Las edecanes volvieron a retomar el hilo de la conducción: “¡Prepárense, amigos, porque enseguida se llenarán de asombro!” Esta vez enviaron una paloma mensajera de luz, y cuando esta aterrizó en el punto indicado surgió Zeus. La suprema divinidad del Olimpo se sentó en su trono empuñando un báculo en su mano izquierda como si hubiera sido invocado para un oráculo.

”Ahora se los acerco. Pueden tocarlo levemente con los bastoncillos que hay disponibles arriba de las ventanillas”, indicó una de las conductoras del tour. “Como verán, su cuerpo es de marfil, las ropas y la corona, de oro, y los ojos de piedras preciosas. Enfoquen su mirada en los más mínimos detalles de las facciones: la piel, las arrugas, el cabello, la barba, los músculos, los sitios de los huesos y los pliegues del vestuario… Increíble, ¿verdad?

”Cuenta la leyenda que cuando Fidias, el célebre escultor griego, contempló su obra ya terminada, se preguntó si al señor de los dioses le había gustado, y en ese instante Zeus lanzó un rayo ¡como este! para demostrar su aprobación…” Ese mismo látigo cegador que provenía de la estatua mitológica se apoderó de los pasajeros, los zarandeó y los arrojó en masa a los pasillos de los vagones.

Al ver esto las ferromozas, visiblemente asustadas, se preguntaron:

—Oye, Bellucci, ¿no se te pasó la mano con el relámpago?

—¿Cómo crees, Pavlova? Mira, así viene programado en intensidad y decibeles.

No pudieron alargar más la plática, pues enseguida actuaron como enfermeras al ver que dos de los pasajeros se infartaban, por lo que Bellucci corrió a darles primeros auxilios para reactivar el corazón. Mientras tanto Pavlova fue al botiquín y trajo algodón y alcohol, que luego les dio a oler a los que parecían estar aturdidos y evidenciaban una patética palidez.

Transcurrido un tiempo razonable, Pavlova preguntó:

—¿Cómo se sienten, camaradas? ¿Le seguimos o le paramos? Levanten la mano los que digan “adelante”.

Todos la levantaron.

—Entonces, a sus ventanillas —ordenó Bellucci.

Luego de tragar saliva, Pavlova dijo: “La ciudad de Éfeso también fue famosa por sus esculturas. En ella estuvo asentado el templo de Diana, todo de mármol, como el que ven aquí. Díganme si no es un monumento fascinante. Cada una de sus 127 columnas jónicas se apoya en una base redonda y la parte superior remata en volutas como cuernos de carnero.

”Se dice que en el año 356, a la misma hora en que nació Alejandro Magno, el pirómano efesio Eróstrato incendió el templo para inmortalizar su nombre. Los jueces le aplicaron un severo castigo: prohibieron a toda la gente mencionar el nombre del vesánico, pero Eróstrato consiguió su objetivo: pasar a la historia.
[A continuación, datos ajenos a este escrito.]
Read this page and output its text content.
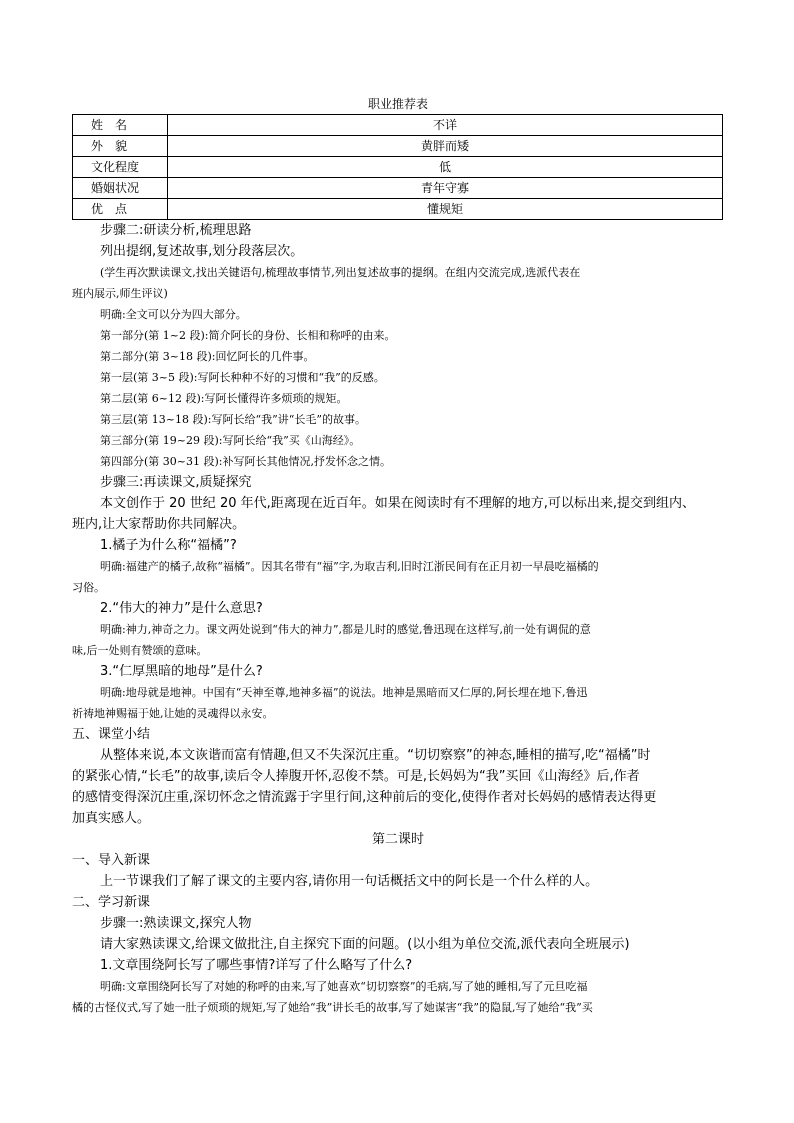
职业推荐表
姓　名	不详
外　貌	黄胖而矮
文化程度	低
婚姻状况	青年守寡
优　点	懂规矩
步骤二:研读分析,梳理思路
列出提纲,复述故事,划分段落层次。
(学生再次默读课文,找出关键语句,梳理故事情节,列出复述故事的提纲。在组内交流完成,选派代表在
班内展示,师生评议)
明确:全文可以分为四大部分。
第一部分(第 1~2 段):简介阿长的身份、长相和称呼的由来。
第二部分(第 3~18 段):回忆阿长的几件事。
第一层(第 3~5 段):写阿长种种不好的习惯和“我”的反感。
第二层(第 6~12 段):写阿长懂得许多烦琐的规矩。
第三层(第 13~18 段):写阿长给“我”讲“长毛”的故事。
第三部分(第 19~29 段):写阿长给“我”买《山海经》。
第四部分(第 30~31 段):补写阿长其他情况,抒发怀念之情。
步骤三:再读课文,质疑探究
本文创作于 20 世纪 20 年代,距离现在近百年。如果在阅读时有不理解的地方,可以标出来,提交到组内、
班内,让大家帮助你共同解决。
1.橘子为什么称“福橘”?
明确:福建产的橘子,故称“福橘”。因其名带有“福”字,为取吉利,旧时江浙民间有在正月初一早晨吃福橘的
习俗。
2.“伟大的神力”是什么意思?
明确:神力,神奇之力。课文两处说到“伟大的神力”,都是儿时的感觉,鲁迅现在这样写,前一处有调侃的意
味,后一处则有赞颂的意味。
3.“仁厚黑暗的地母”是什么?
明确:地母就是地神。中国有“天神至尊,地神多福”的说法。地神是黑暗而又仁厚的,阿长埋在地下,鲁迅
祈祷地神赐福于她,让她的灵魂得以永安。
五、课堂小结
从整体来说,本文诙谐而富有情趣,但又不失深沉庄重。“切切察察”的神态,睡相的描写,吃“福橘”时
的紧张心情,“长毛”的故事,读后令人捧腹开怀,忍俊不禁。可是,长妈妈为“我”买回《山海经》后,作者
的感情变得深沉庄重,深切怀念之情流露于字里行间,这种前后的变化,使得作者对长妈妈的感情表达得更
加真实感人。
第二课时
一、导入新课
上一节课我们了解了课文的主要内容,请你用一句话概括文中的阿长是一个什么样的人。
二、学习新课
步骤一:熟读课文,探究人物
请大家熟读课文,给课文做批注,自主探究下面的问题。(以小组为单位交流,派代表向全班展示)
1.文章围绕阿长写了哪些事情?详写了什么略写了什么?
明确:文章围绕阿长写了对她的称呼的由来,写了她喜欢“切切察察”的毛病,写了她的睡相,写了元旦吃福
橘的古怪仪式,写了她一肚子烦琐的规矩,写了她给“我”讲长毛的故事,写了她谋害“我”的隐鼠,写了她给“我”买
”Hoy vamos a hacer una réplica de ese episodio. ¿Quién de ustedes es el valiente que le gustaría hacerse inmortal?”

—¡Yo! —gritó un espontáneo levantando la mano.

—¿Cómo te llamas? —preguntó Bellucci.

—Iván —contestó.

—Ven acá, Iván. Fíjate bien lo que te voy a decir: coge esta caña de pescar, que funciona como si fuera un encendedor de estufa; con sólo oprimir el botón rojo aparece una flama en la punta. Te vamos a acercar el templo, y cuando ya lo tengas al alcance oprimes el botón, y en automático el monumento arderá en llamas. ¿Alguna duda?

—Ninguna.

Iván trepó al asiento, sacó por la ventanilla medio tronco de su cuerpo. El templo avanzó como si flotara en el aire hasta posicionarse a escasos tres metros del vagón donde se encontraba Iván.
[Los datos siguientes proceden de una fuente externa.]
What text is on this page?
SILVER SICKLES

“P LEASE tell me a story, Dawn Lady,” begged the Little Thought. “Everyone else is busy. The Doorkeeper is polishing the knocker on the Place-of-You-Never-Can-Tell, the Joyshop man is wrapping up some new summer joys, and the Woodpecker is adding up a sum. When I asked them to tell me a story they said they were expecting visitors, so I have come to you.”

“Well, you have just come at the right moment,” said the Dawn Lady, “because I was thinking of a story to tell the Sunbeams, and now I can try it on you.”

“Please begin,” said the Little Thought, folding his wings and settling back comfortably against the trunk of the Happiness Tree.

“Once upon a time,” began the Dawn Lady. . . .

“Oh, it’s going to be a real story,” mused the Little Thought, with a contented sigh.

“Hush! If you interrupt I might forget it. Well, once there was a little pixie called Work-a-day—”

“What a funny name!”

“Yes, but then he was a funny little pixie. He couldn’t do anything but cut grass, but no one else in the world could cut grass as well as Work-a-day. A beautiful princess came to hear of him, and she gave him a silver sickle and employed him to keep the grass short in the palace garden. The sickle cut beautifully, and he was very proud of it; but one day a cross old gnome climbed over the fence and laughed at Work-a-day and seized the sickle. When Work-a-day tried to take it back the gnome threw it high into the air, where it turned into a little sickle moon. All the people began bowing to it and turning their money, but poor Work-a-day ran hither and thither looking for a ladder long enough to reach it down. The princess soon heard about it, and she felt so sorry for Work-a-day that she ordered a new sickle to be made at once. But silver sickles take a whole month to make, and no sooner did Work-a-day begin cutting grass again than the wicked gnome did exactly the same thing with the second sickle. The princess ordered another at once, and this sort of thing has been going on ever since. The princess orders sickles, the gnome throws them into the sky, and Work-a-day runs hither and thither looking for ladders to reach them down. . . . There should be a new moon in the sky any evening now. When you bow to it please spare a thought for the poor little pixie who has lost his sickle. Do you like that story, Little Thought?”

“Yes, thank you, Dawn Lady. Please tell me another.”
—¡Ahí lo tienes! —gritó Bellucci.

Iván empuñó fuertemente la vara como si fuera un picador de toros, oprimió el botón y en ese instante salió de entre las columnas del templo un enorme áspid que disparaba dardos de fuego con su hocico. Iván se asustó tanto que se fue de espaldas y cayó desmayado con todo y caña, llevándose una nutrida rechifla y el consabido coro de “¡coyón! ¡coyón! ¡coyón!...”

Por cierto, la supuesta flama del encendedor no era real, sino lo que se encendía era una simple lengua de gas neón.
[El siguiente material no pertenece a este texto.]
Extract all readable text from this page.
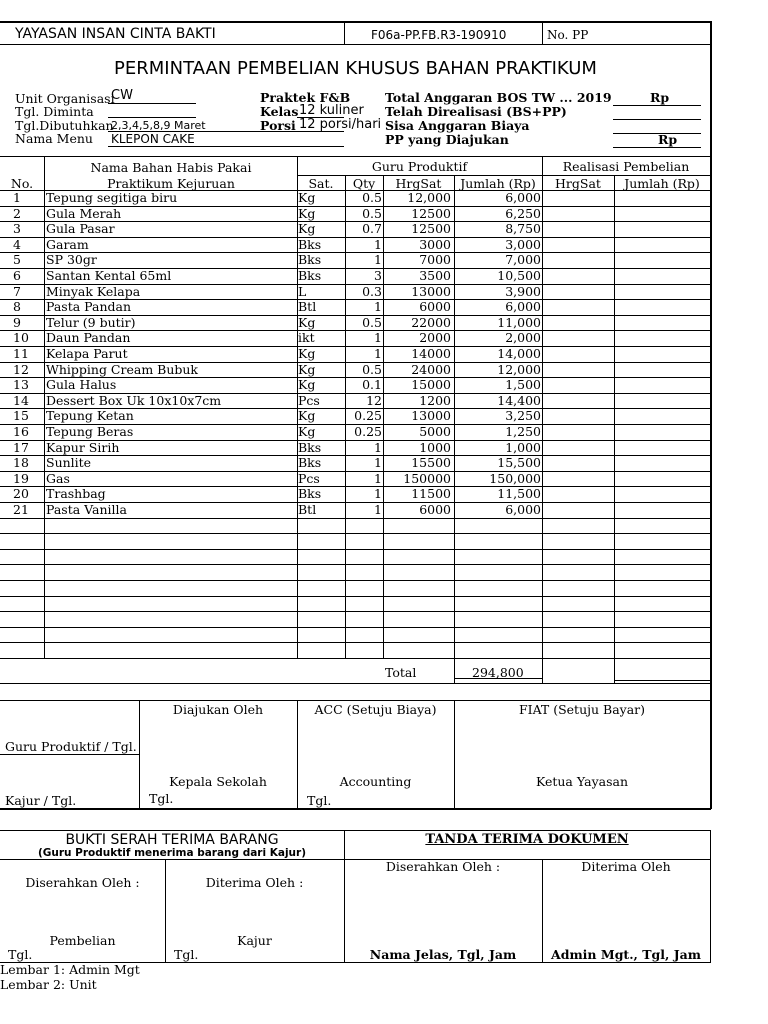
YAYASAN INSAN CINTA BAKTI	F06a-PP.FB.R3-190910	No. PP
PERMINTAAN PEMBELIAN KHUSUS BAHAN PRAKTIKUM
Unit Organisasi
CW
Tgl. Diminta
Tgl.Dibutuhkan
2,3,4,5,8,9 Maret
Nama Menu KLEPON CAKE
Praktek F&B
Kelas 12 kuliner
Porsi 12 porsi/hari
Total Anggaran BOS TW ... 2019	Rp
Telah Direalisasi (BS+PP)
Sisa Anggaran Biaya
PP yang Diajukan	Rp
No.
Nama Bahan Habis Pakai
Praktikum Kejuruan
Guru Produktif	Realisasi Pembelian
Sat.	Qty	HrgSat	Jumlah (Rp)	HrgSat	Jumlah (Rp)
1	Tepung segitiga biru	Kg	0.5	12,000	6,000
2	Gula Merah	Kg	0.5	12500	6,250
3	Gula Pasar	Kg	0.7	12500	8,750
4	Garam	Bks	1	3000	3,000
5	SP 30gr	Bks	1	7000	7,000
6	Santan Kental 65ml	Bks	3	3500	10,500
7	Minyak Kelapa	L	0.3	13000	3,900
8	Pasta Pandan	Btl	1	6000	6,000
9	Telur (9 butir)	Kg	0.5	22000	11,000
10	Daun Pandan	ikt	1	2000	2,000
11	Kelapa Parut	Kg	1	14000	14,000
12	Whipping Cream Bubuk	Kg	0.5	24000	12,000
13	Gula Halus	Kg	0.1	15000	1,500
14	Dessert Box Uk 10x10x7cm	Pcs	12	1200	14,400
15	Tepung Ketan	Kg	0.25	13000	3,250
16	Tepung Beras	Kg	0.25	5000	1,250
17	Kapur Sirih	Bks	1	1000	1,000
18	Sunlite	Bks	1	15500	15,500
19	Gas	Pcs	1	150000	150,000
20	Trashbag	Bks	1	11500	11,500
21	Pasta Vanilla	Btl	1	6000	6,000
Total	294,800
Guru Produktif / Tgl.
Kajur / Tgl.
Diajukan Oleh
Kepala Sekolah
Tgl.
ACC (Setuju Biaya)
Accounting
Tgl.
FIAT (Setuju Bayar)
Ketua Yayasan
BUKTI SERAH TERIMA BARANG
(Guru Produktif menerima barang dari Kajur)
Diserahkan Oleh :	Diterima Oleh :
Pembelian	Kajur
Tgl.	Tgl.
TANDA TERIMA DOKUMEN
Diserahkan Oleh :	Diterima Oleh
Nama Jelas, Tgl, Jam	Admin Mgt., Tgl, Jam
Lembar 1: Admin Mgt
Lembar 2: Unit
Pavlova y Bellucci, al igual que los pasajeros, no pudieron contener la risa al presenciar el papelón que había hecho Iván, el osado Iván que intentó vestirse de inmortalidad, pero terminó de nalgas en el pasillo.

—Tómense un descanso de diez minutos. Todavía faltan más emociones. Enseguida regresamos —dijo Pavlova.